Herman Nii was incredulous, and so grateful his eyes clouded with tears. "I said I'm too old, but no, she insisted she give me one," he said, from his St. Francis Medical Center bed four days after the surgery.

"I'm very fortunate, I have good friends," said Nii. "My daughter said I had four people who offered me (their kidneys.)" Because there is diabetes in the family, his own daughters were ruled out as potential donors. And by incredible happenstance, Kehau and Herman matched three out of six markers, further insuring the likely success of the transplant.

Keoho and Stacie Nii teach together at Waipahu High School where Keoho also coaches volleyball. "We're all good friends," said Herman Nii. "They hang out my house a lot ... We've always been like that."

But the elder Niis haven't always understood the importance of organ donation.

"When I was going to college, I brought home an organ donor card and had to explain to them," said Chang. "They were real adamant about not doing it. My mom said, 'Oh, they're just going to take your organs ...' But through the years, they've understood more and more about donation."

And the medical community is learning more about how to support those who donate organs.

The National Kidney Foundation of Hawai'i is in the process of adopting a Living Donor Paid Leave Policy allowing 30 days of paid leave for any of the organization's employees who donates a kidney or other life-saving organ or tissue. The local policy follows the same action by the nation affiliate.

"What we're trying to do overall is remove the barriers for transplantation," said Glen Hayashida, chief executive officer of the National Kidney Foundation of Hawai'i. "Not only do people have to take time off, but that's lost income. So if we can remove those barriers, that's an incentive."

St. Francis Medical Center, too, is in the final stages of adopting a similar policy, offering up to six weeks of paid medical leave for its 1,200 employees if they choose to donate life-saving organs.

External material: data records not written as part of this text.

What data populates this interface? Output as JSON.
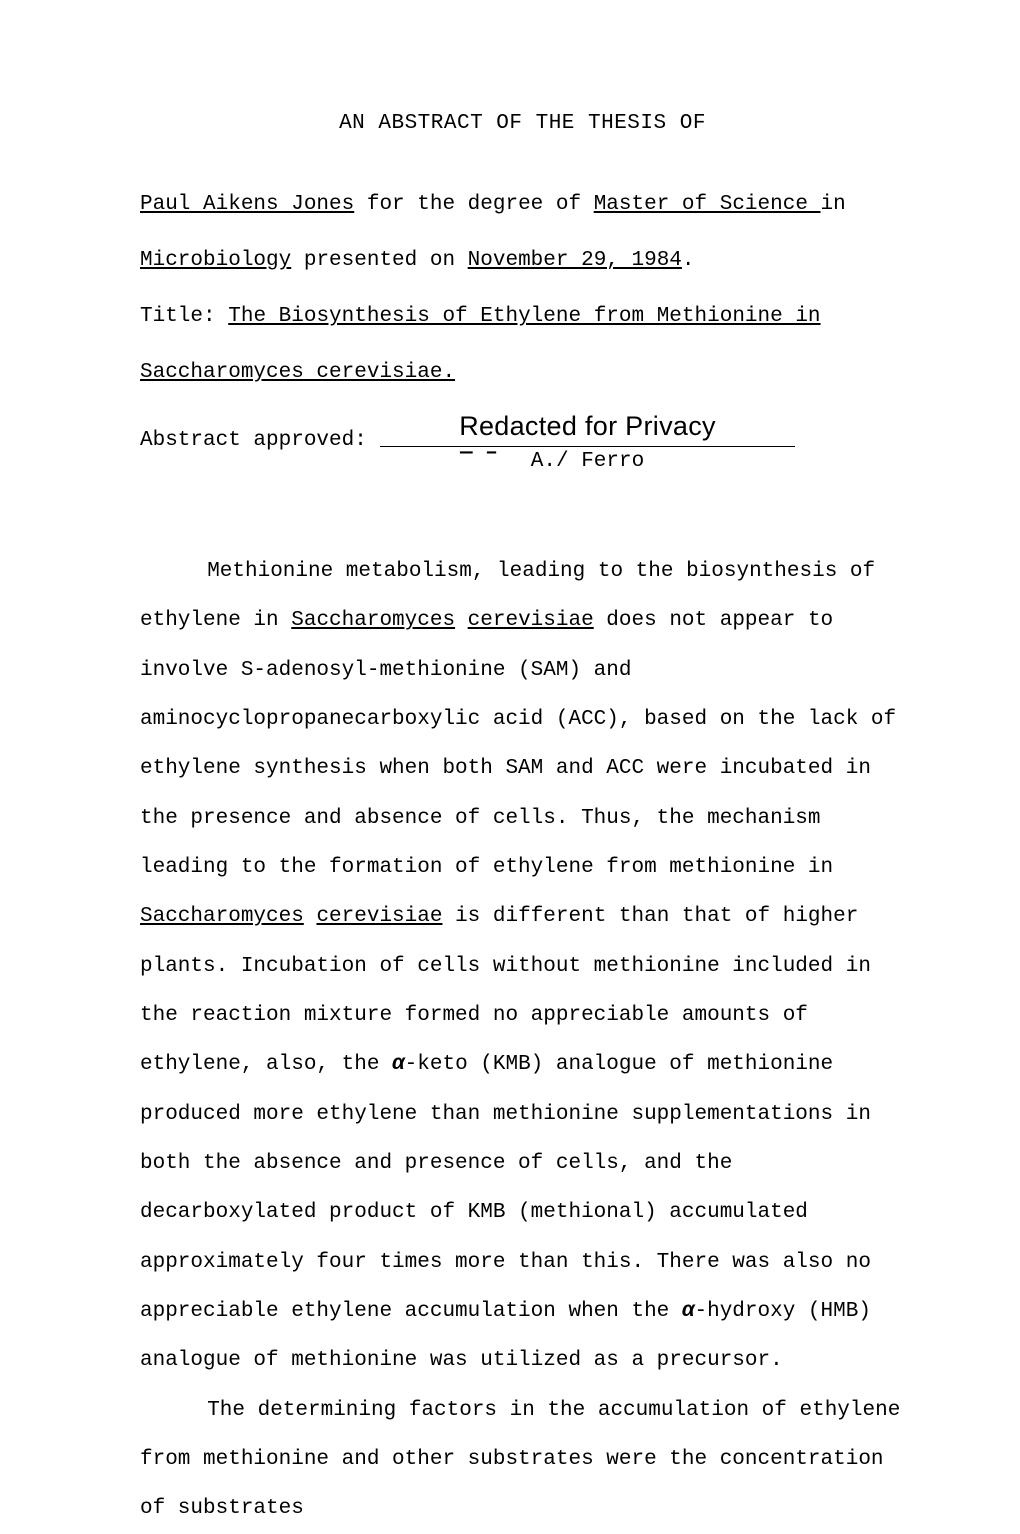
{
  "sectionTitle": "AN ABSTRACT OF THE THESIS OF",
  "front": {
    "author": "Paul Aikens Jones",
    "degreePhrase1": "  for the degree of  ",
    "degree": " Master of Science ",
    "inWord": "in",
    "dept": "Microbiology",
    "presentedOn": " presented on ",
    "date": "November 29, 1984",
    "period1": ".",
    "titleLabel": "Title:",
    "titleSpacer": "   ",
    "titleLine1": "The Biosynthesis of Ethylene from Methionine in",
    "titleLine2": "Saccharomyces cerevisiae.",
    "redacted": "Redacted for Privacy",
    "approvedLabel": "Abstract approved:",
    "sigMark": "— –",
    "sigInitials": "A./ ",
    "sigName": "Ferro"
  },
  "body": {
    "p1_a": "Methionine metabolism, leading to the biosynthesis of ethylene in ",
    "p1_u1": "Saccharomyces",
    "p1_b": " ",
    "p1_u2": "cerevisiae",
    "p1_c": " does not appear to involve S-adenosyl-methionine (SAM) and aminocyclopropanecarboxylic acid (ACC), based on the lack of ethylene synthesis when both SAM and ACC were incubated in the presence and absence of cells.  Thus, the mechanism leading to the formation of ethylene from methionine in ",
    "p1_u3": "Saccharomyces",
    "p1_d": " ",
    "p1_u4": "cerevisiae",
    "p1_e": " is different than that of higher plants.  Incubation of cells without methionine included in the reaction mixture formed no appreciable amounts of ethylene, also, the ",
    "alpha1": "α",
    "p1_f": "-keto (KMB) analogue of methionine produced more ethylene than methionine supplementations in both the absence and presence of cells, and the decarboxylated product of KMB (methional) accumulated approximately four times more than this.  There was also no appreciable ethylene accumulation when the ",
    "alpha2": "α",
    "p1_g": "-hydroxy (HMB) analogue of methionine was utilized as a precursor.",
    "p2": "The determining factors in the accumulation of ethylene from methionine and other substrates were the concentration of substrates"
  },
  "style": {
    "pageWidth": 1020,
    "pageHeight": 1462,
    "bodyFontSizePx": 21,
    "redactedFontSizePx": 27,
    "lineHeightBody": 2.35,
    "textColor": "#000000",
    "background": "#ffffff"
  }
}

"We're waiting for final approval from the corporate office, but we're sure it's going to happen," said Paul W. McFall, manager of the Transplant Institute of the Pacific at St. Francis. "It's an obvious thing to be able to provide to our employees."

St. Francis is the first Hawai'i hospital to move in this direction, but McFall said the hope is that other medical facilities and private companies will follow.

"As we emphasize this, we'll see more and more people come forward to do this, especially if they see it's not going to be a financial burden to do so," he said. "If we're able to eliminate that factor, it's logical to assume there will be an increase in donations. It encourages people to look into that."

In the Legislature, Sen. Avery Chumbley, D-6th (E. Maui, N. Kaua'i) proposed a bill to allow paid leave for bone marrow donors. It died, and Chumbley says it might be a better idea to start by passing legislation for government workers before moving to the private sector. But first, he admits, "we need to build a groundswell of support from the community at large."

Presently kidney and bone marrow transplants are performed in Hawai'i from living donors and through the after-death organ donor program. But in other transplant centers, resections of livers, lungs and even pancreases are also being donated and transplanted, said Limm. Hawai'i is not yet doing those procedures because they require a larger staff of transplant surgeons.